Le traité de Westphalie, tout en rattachant l’Alsace à la France, avait garanti leurs possessions à plusieurs princes de l’empire, tels que les comtes de Deux-Ponts et de Veldentz, les seigneurs de Fleckenstein, de Saarwerden, de Rappolstein. Les territoires de ces princes, enclavés dans une province désormais française, et qui ne furent réunis définitivement à la France que par un décret de l’assemblée constituante, servirent au dix-septième et au dix-huitième siècle d’asile à une foule de victimes de l’intolérance religieuse. Le val de Lièvre, situé à l’entrée des Vosges, reçut de nombreux réfugiés lorrains qui se réunirent à la colonie de Sainte-Marie-aux-Mines, fondée un siècle auparavant par le sire Egenolph de Rappolstein.
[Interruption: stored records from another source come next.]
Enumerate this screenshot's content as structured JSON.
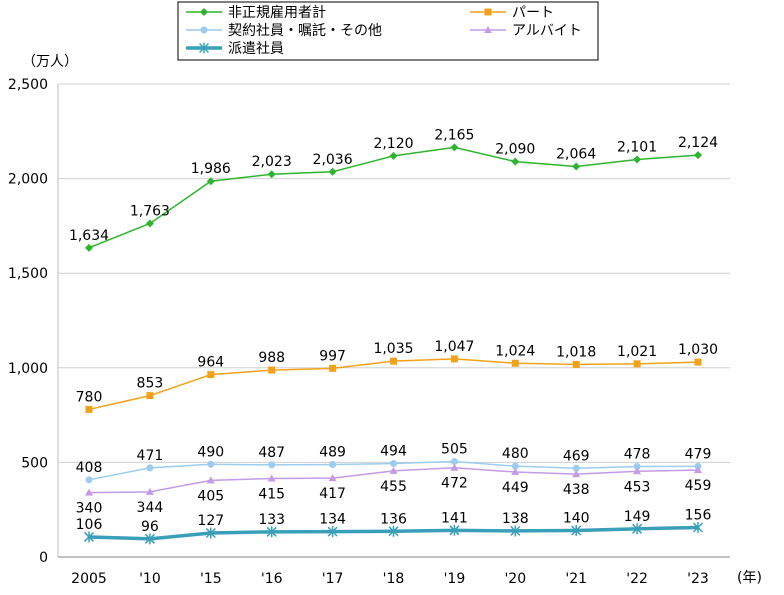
{
  "chart_data": {
    "type": "line",
    "y_unit_label": "（万人）",
    "x_unit_label": "(年)",
    "categories": [
      "2005",
      "'10",
      "'15",
      "'16",
      "'17",
      "'18",
      "'19",
      "'20",
      "'21",
      "'22",
      "'23"
    ],
    "y_ticks": [
      "0",
      "500",
      "1,000",
      "1,500",
      "2,000",
      "2,500"
    ],
    "ylim": [
      0,
      2500
    ],
    "grid": true,
    "legend_position": "top",
    "series": [
      {
        "name": "非正規雇用者計",
        "color": "#2db52d",
        "marker": "diamond",
        "values": [
          1634,
          1763,
          1986,
          2023,
          2036,
          2120,
          2165,
          2090,
          2064,
          2101,
          2124
        ],
        "labels": [
          "1,634",
          "1,763",
          "1,986",
          "2,023",
          "2,036",
          "2,120",
          "2,165",
          "2,090",
          "2,064",
          "2,101",
          "2,124"
        ],
        "label_pos": "above"
      },
      {
        "name": "パート",
        "color": "#f2a21a",
        "marker": "square",
        "values": [
          780,
          853,
          964,
          988,
          997,
          1035,
          1047,
          1024,
          1018,
          1021,
          1030
        ],
        "labels": [
          "780",
          "853",
          "964",
          "988",
          "997",
          "1,035",
          "1,047",
          "1,024",
          "1,018",
          "1,021",
          "1,030"
        ],
        "label_pos": "above"
      },
      {
        "name": "契約社員・嘱託・その他",
        "color": "#9cccf0",
        "marker": "circle",
        "values": [
          408,
          471,
          490,
          487,
          489,
          494,
          505,
          480,
          469,
          478,
          479
        ],
        "labels": [
          "408",
          "471",
          "490",
          "487",
          "489",
          "494",
          "505",
          "480",
          "469",
          "478",
          "479"
        ],
        "label_pos": "above"
      },
      {
        "name": "アルバイト",
        "color": "#c39be6",
        "marker": "triangle",
        "values": [
          340,
          344,
          405,
          415,
          417,
          455,
          472,
          449,
          438,
          453,
          459
        ],
        "labels": [
          "340",
          "344",
          "405",
          "415",
          "417",
          "455",
          "472",
          "449",
          "438",
          "453",
          "459"
        ],
        "label_pos": "below"
      },
      {
        "name": "派遣社員",
        "color": "#3a9fb8",
        "marker": "star",
        "values": [
          106,
          96,
          127,
          133,
          134,
          136,
          141,
          138,
          140,
          149,
          156
        ],
        "labels": [
          "106",
          "96",
          "127",
          "133",
          "134",
          "136",
          "141",
          "138",
          "140",
          "149",
          "156"
        ],
        "label_pos": "above",
        "thick": true
      }
    ]
  }
}
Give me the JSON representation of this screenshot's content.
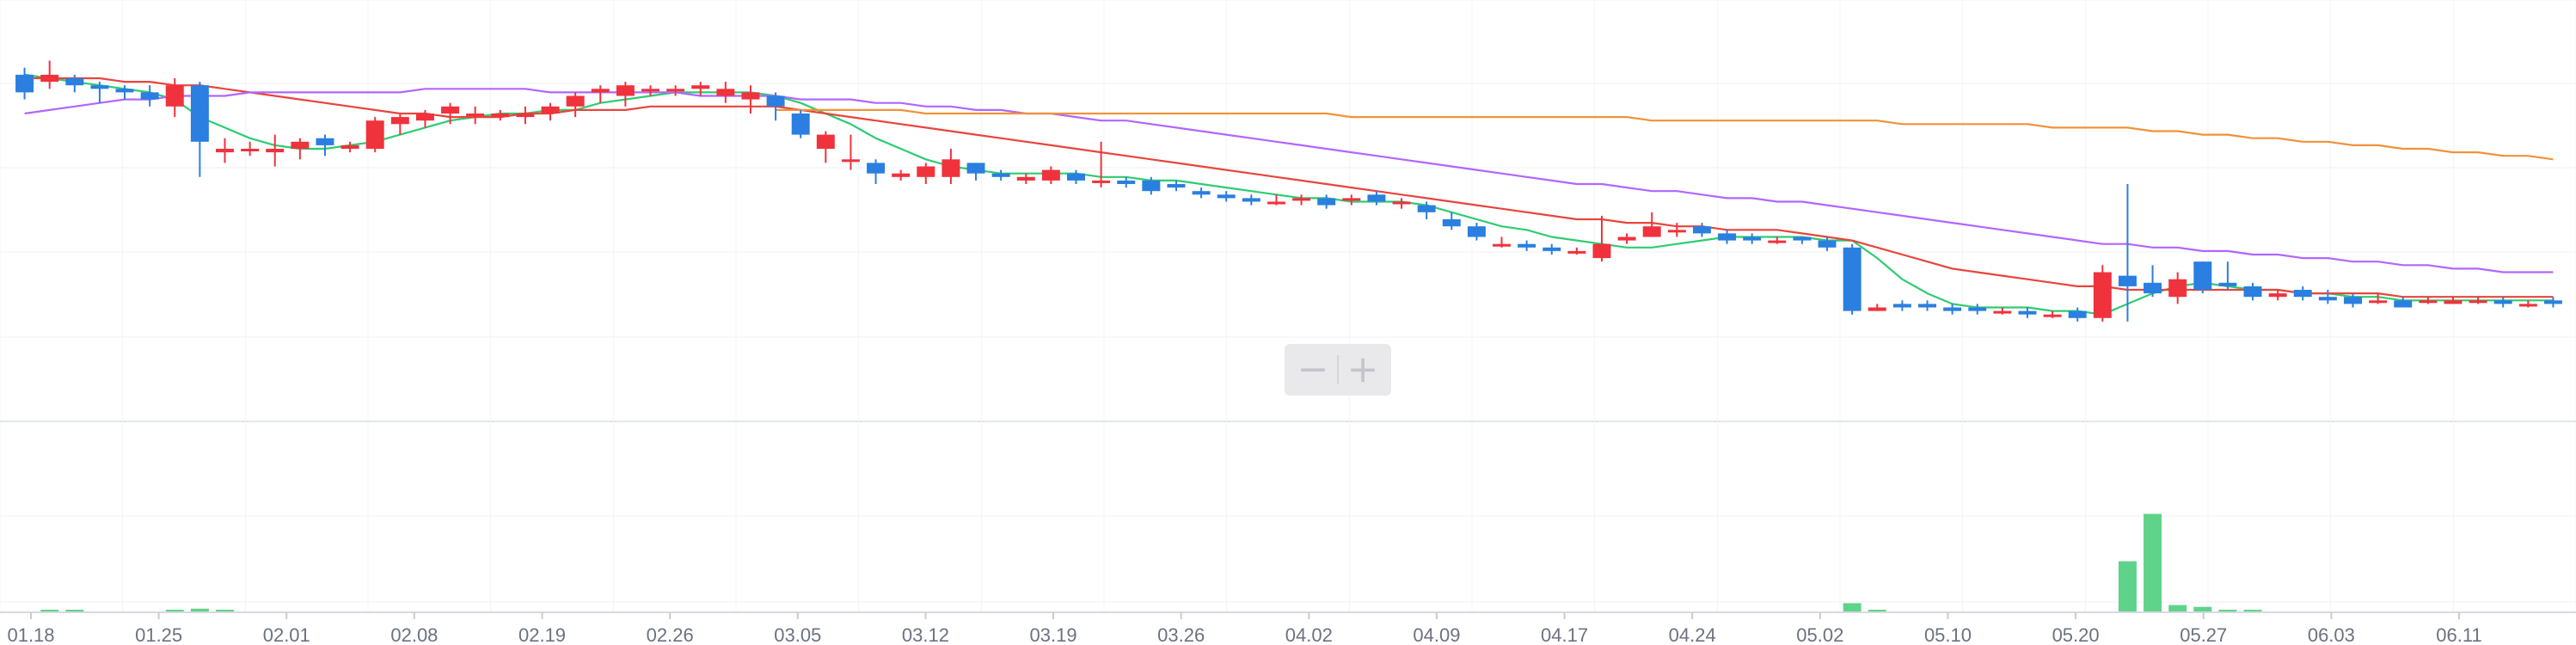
{
  "chart_data": {
    "type": "candlestick",
    "upColor": "#f0323c",
    "downColor": "#2a7fe0",
    "volumeColor": "#5fd38a",
    "maColors": [
      "#2ecc71",
      "#e8453c",
      "#b266ff",
      "#f0923a"
    ],
    "x_ticks": [
      "01.18",
      "01.25",
      "02.01",
      "02.08",
      "02.19",
      "02.26",
      "03.05",
      "03.12",
      "03.19",
      "03.26",
      "04.02",
      "04.09",
      "04.17",
      "04.24",
      "05.02",
      "05.10",
      "05.20",
      "05.27",
      "06.03",
      "06.11"
    ],
    "price_range": [
      0,
      100
    ],
    "volume_range": [
      0,
      100
    ],
    "candles": [
      [
        91,
        86,
        93,
        84
      ],
      [
        89,
        91,
        95,
        87
      ],
      [
        90,
        88,
        91,
        86
      ],
      [
        88,
        87,
        89,
        83
      ],
      [
        87,
        86,
        88,
        84
      ],
      [
        86,
        84,
        88,
        82
      ],
      [
        82,
        88,
        90,
        79
      ],
      [
        88,
        72,
        89,
        62
      ],
      [
        69,
        70,
        73,
        66
      ],
      [
        70,
        70,
        72,
        68
      ],
      [
        69,
        70,
        74,
        65
      ],
      [
        70,
        72,
        73,
        67
      ],
      [
        73,
        71,
        74,
        68
      ],
      [
        70,
        71,
        72,
        69
      ],
      [
        70,
        78,
        79,
        69
      ],
      [
        77,
        79,
        80,
        74
      ],
      [
        78,
        80,
        81,
        76
      ],
      [
        80,
        82,
        83,
        77
      ],
      [
        80,
        80,
        82,
        77
      ],
      [
        79,
        80,
        81,
        78
      ],
      [
        79,
        80,
        82,
        77
      ],
      [
        80,
        82,
        83,
        78
      ],
      [
        82,
        85,
        86,
        79
      ],
      [
        86,
        87,
        88,
        83
      ],
      [
        85,
        88,
        89,
        82
      ],
      [
        87,
        87,
        88,
        85
      ],
      [
        87,
        87,
        88,
        85
      ],
      [
        87,
        88,
        89,
        85
      ],
      [
        85,
        87,
        89,
        83
      ],
      [
        84,
        86,
        88,
        80
      ],
      [
        85,
        82,
        86,
        78
      ],
      [
        80,
        74,
        81,
        73
      ],
      [
        70,
        74,
        75,
        66
      ],
      [
        67,
        67,
        74,
        64
      ],
      [
        66,
        63,
        67,
        60
      ],
      [
        62,
        63,
        64,
        61
      ],
      [
        62,
        65,
        66,
        60
      ],
      [
        62,
        67,
        70,
        60
      ],
      [
        66,
        63,
        66,
        61
      ],
      [
        63,
        62,
        64,
        61
      ],
      [
        61,
        62,
        63,
        60
      ],
      [
        61,
        64,
        65,
        60
      ],
      [
        63,
        61,
        64,
        60
      ],
      [
        61,
        61,
        72,
        59
      ],
      [
        61,
        60,
        62,
        59
      ],
      [
        61,
        58,
        62,
        57
      ],
      [
        60,
        59,
        61,
        58
      ],
      [
        58,
        57,
        59,
        56
      ],
      [
        57,
        56,
        58,
        55
      ],
      [
        56,
        55,
        57,
        54
      ],
      [
        55,
        55,
        57,
        54
      ],
      [
        56,
        56,
        57,
        54
      ],
      [
        56,
        54,
        57,
        53
      ],
      [
        56,
        56,
        57,
        54
      ],
      [
        57,
        55,
        58,
        54
      ],
      [
        55,
        55,
        56,
        53
      ],
      [
        54,
        52,
        55,
        50
      ],
      [
        50,
        48,
        52,
        47
      ],
      [
        48,
        45,
        49,
        44
      ],
      [
        43,
        43,
        45,
        42
      ],
      [
        43,
        42,
        44,
        41
      ],
      [
        42,
        41,
        43,
        40
      ],
      [
        41,
        41,
        42,
        40
      ],
      [
        39,
        43,
        51,
        38
      ],
      [
        44,
        45,
        46,
        43
      ],
      [
        45,
        48,
        52,
        45
      ],
      [
        47,
        47,
        49,
        45
      ],
      [
        48,
        46,
        49,
        45
      ],
      [
        46,
        44,
        47,
        43
      ],
      [
        45,
        44,
        46,
        43
      ],
      [
        44,
        44,
        45,
        43
      ],
      [
        45,
        44,
        45,
        43
      ],
      [
        44,
        42,
        45,
        41
      ],
      [
        42,
        24,
        43,
        23
      ],
      [
        24,
        25,
        26,
        24
      ],
      [
        26,
        25,
        27,
        24
      ],
      [
        26,
        25,
        27,
        24
      ],
      [
        25,
        24,
        26,
        23
      ],
      [
        25,
        24,
        26,
        23
      ],
      [
        24,
        24,
        25,
        23
      ],
      [
        24,
        23,
        25,
        22
      ],
      [
        23,
        23,
        24,
        22
      ],
      [
        24,
        22,
        25,
        21
      ],
      [
        22,
        35,
        37,
        21
      ],
      [
        34,
        31,
        60,
        21
      ],
      [
        32,
        29,
        37,
        28
      ],
      [
        28,
        33,
        35,
        26
      ],
      [
        38,
        30,
        38,
        29
      ],
      [
        32,
        31,
        38,
        30
      ],
      [
        31,
        28,
        32,
        27
      ],
      [
        28,
        29,
        30,
        27
      ],
      [
        30,
        28,
        31,
        27
      ],
      [
        28,
        27,
        30,
        26
      ],
      [
        28,
        26,
        29,
        25
      ],
      [
        27,
        27,
        29,
        26
      ],
      [
        27,
        25,
        28,
        25
      ],
      [
        27,
        27,
        28,
        26
      ],
      [
        26,
        27,
        28,
        26
      ],
      [
        27,
        27,
        28,
        26
      ],
      [
        27,
        26,
        28,
        25
      ],
      [
        26,
        26,
        27,
        25
      ],
      [
        27,
        26,
        28,
        25
      ]
    ],
    "ma_lines": [
      [
        91,
        90,
        89,
        88,
        87,
        86,
        84,
        79,
        76,
        73,
        71,
        70,
        70,
        71,
        72,
        74,
        76,
        78,
        79,
        80,
        80,
        81,
        81,
        83,
        84,
        85,
        86,
        86,
        86,
        86,
        85,
        83,
        80,
        77,
        73,
        70,
        67,
        65,
        64,
        63,
        63,
        63,
        63,
        62,
        62,
        61,
        61,
        60,
        59,
        58,
        57,
        56,
        56,
        55,
        55,
        55,
        54,
        52,
        50,
        48,
        47,
        45,
        44,
        43,
        42,
        42,
        43,
        44,
        45,
        45,
        45,
        45,
        44,
        44,
        39,
        33,
        29,
        26,
        25,
        25,
        25,
        24,
        24,
        23,
        26,
        29,
        31,
        32,
        31,
        30,
        30,
        29,
        29,
        28,
        28,
        27,
        27,
        27,
        27,
        27,
        27,
        27
      ],
      [
        90,
        90,
        90,
        90,
        89,
        89,
        88,
        88,
        87,
        86,
        85,
        84,
        83,
        82,
        81,
        80,
        80,
        79,
        79,
        79,
        80,
        80,
        81,
        81,
        81,
        82,
        82,
        82,
        82,
        82,
        82,
        81,
        80,
        79,
        78,
        77,
        76,
        75,
        74,
        73,
        72,
        71,
        70,
        69,
        68,
        67,
        66,
        65,
        64,
        63,
        62,
        61,
        60,
        59,
        58,
        57,
        56,
        55,
        54,
        53,
        52,
        51,
        50,
        50,
        49,
        49,
        48,
        48,
        47,
        47,
        47,
        46,
        45,
        44,
        42,
        40,
        38,
        36,
        35,
        34,
        33,
        32,
        31,
        31,
        30,
        30,
        30,
        30,
        30,
        30,
        30,
        29,
        29,
        29,
        29,
        28,
        28,
        28,
        28,
        28,
        28,
        28
      ],
      [
        80,
        81,
        82,
        83,
        84,
        84,
        85,
        85,
        85,
        86,
        86,
        86,
        86,
        86,
        86,
        86,
        87,
        87,
        87,
        87,
        87,
        86,
        86,
        86,
        86,
        86,
        86,
        85,
        85,
        85,
        85,
        84,
        84,
        84,
        83,
        83,
        82,
        82,
        81,
        81,
        80,
        80,
        79,
        78,
        78,
        77,
        76,
        75,
        74,
        73,
        72,
        71,
        70,
        69,
        68,
        67,
        66,
        65,
        64,
        63,
        62,
        61,
        60,
        60,
        59,
        58,
        58,
        57,
        56,
        56,
        55,
        55,
        54,
        53,
        52,
        51,
        50,
        49,
        48,
        47,
        46,
        45,
        44,
        43,
        43,
        42,
        42,
        41,
        41,
        40,
        40,
        39,
        39,
        38,
        38,
        37,
        37,
        36,
        36,
        35,
        35,
        35
      ],
      [
        null,
        null,
        null,
        null,
        null,
        null,
        null,
        null,
        null,
        null,
        null,
        null,
        null,
        null,
        null,
        null,
        null,
        null,
        null,
        null,
        null,
        null,
        null,
        null,
        null,
        null,
        null,
        null,
        null,
        null,
        81,
        81,
        81,
        81,
        81,
        81,
        80,
        80,
        80,
        80,
        80,
        80,
        80,
        80,
        80,
        80,
        80,
        80,
        80,
        80,
        80,
        80,
        80,
        79,
        79,
        79,
        79,
        79,
        79,
        79,
        79,
        79,
        79,
        79,
        79,
        78,
        78,
        78,
        78,
        78,
        78,
        78,
        78,
        78,
        78,
        77,
        77,
        77,
        77,
        77,
        77,
        76,
        76,
        76,
        76,
        75,
        75,
        74,
        74,
        73,
        73,
        72,
        72,
        71,
        71,
        70,
        70,
        69,
        69,
        68,
        68,
        67
      ]
    ],
    "volumes": [
      0,
      1,
      1,
      0,
      0,
      0,
      1,
      2,
      1,
      0,
      0,
      0,
      0,
      0,
      0,
      0,
      0,
      0,
      0,
      0,
      0,
      0,
      0,
      0,
      0,
      0,
      0,
      0,
      0,
      0,
      0,
      0,
      0,
      0,
      0,
      0,
      0,
      0,
      0,
      0,
      0,
      0,
      0,
      0,
      0,
      0,
      0,
      0,
      0,
      0,
      0,
      0,
      0,
      0,
      0,
      0,
      0,
      0,
      0,
      0,
      0,
      0,
      0,
      0,
      0,
      0,
      0,
      0,
      0,
      0,
      0,
      0,
      0,
      5,
      1,
      0,
      0,
      0,
      0,
      0,
      0,
      0,
      0,
      0,
      28,
      54,
      4,
      3,
      1,
      1,
      0,
      0,
      0,
      0,
      0,
      0,
      0,
      0,
      0,
      0,
      0,
      0
    ]
  },
  "controls": {
    "zoom_out": "−",
    "zoom_in": "+"
  }
}
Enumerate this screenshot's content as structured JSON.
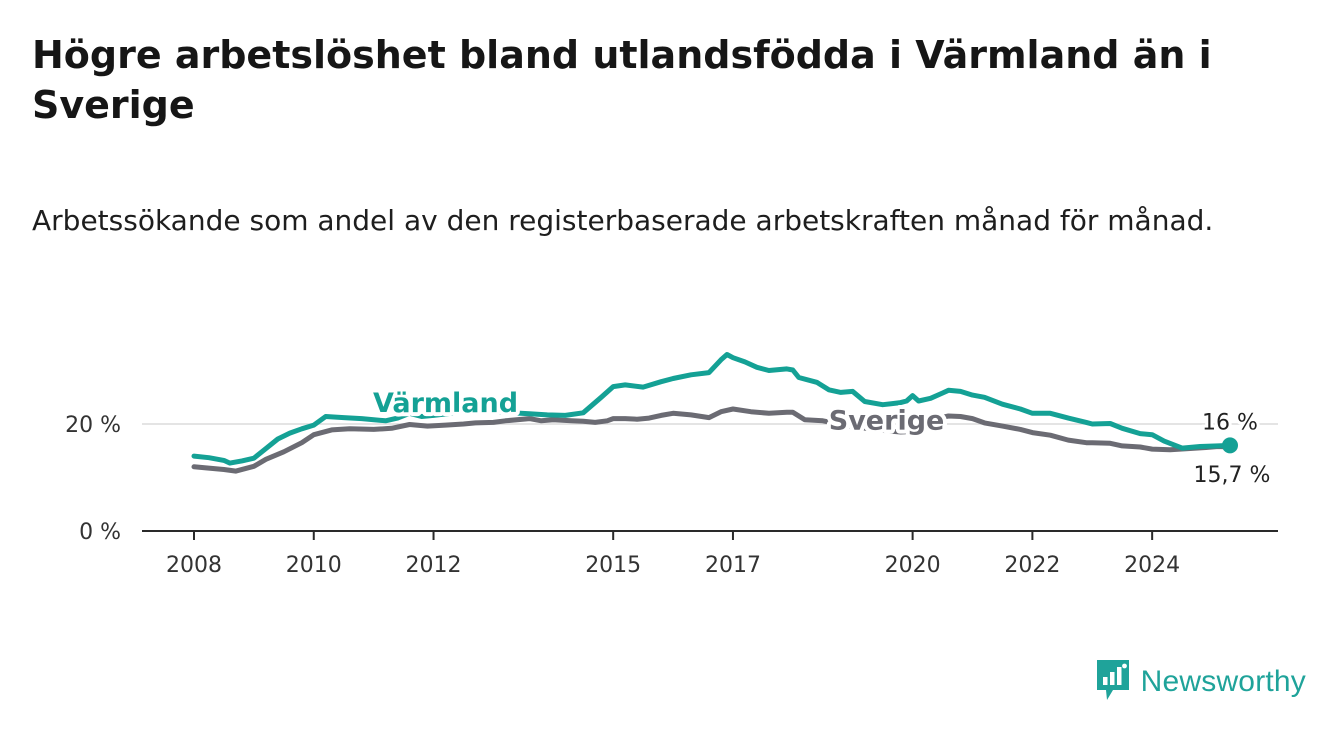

D’autres s’établirent en grand nombre dans la forteresse de Phalsbourg, située sur les confins de l’Alsace et de la Lorraine et fondée jadis par le comte palatin George-Jean de Veldentz pour servir d’asile aux réfugiés des guerres de religion. La plupart de ces derniers passèrent successivement sur les terres du duc de Deux-Ponts, et se réunirent à la colonie de Bischwiller dont le premier pasteur fut Didier Mageron, de Metz. Cette colonie créa les premières manufactures de draps en Alsace et répandit autour d’elle une aisance et une prospérité dont ce pays se ressent encore aujourd’huif. Les autres colonies fondées sur le territoire des princes possessionnés en Alsace furent celles d’Annweiler dans le comté de Deux-Ponts, de Bonhomme, de Balschweiler, de Badonvillé. Dans le pays de Saarwerden on leur céda des villages entiers abandonnés par les habitants. Le comte de Nassau leur bâtit des églises et assigna des fonds pour l’entretien de leurs ministres. Les villages de Picardie et de Champagne situés dans le canton de la Petite-Pierre ont conservé jusqu’à nos jours leurs noms français qui contrastent avec les noms allemands des villages qui les entourent.
f – Histoire de Bischwiller, par Culmann, pp. 36-38. Strasbourg, 1826. En allemand.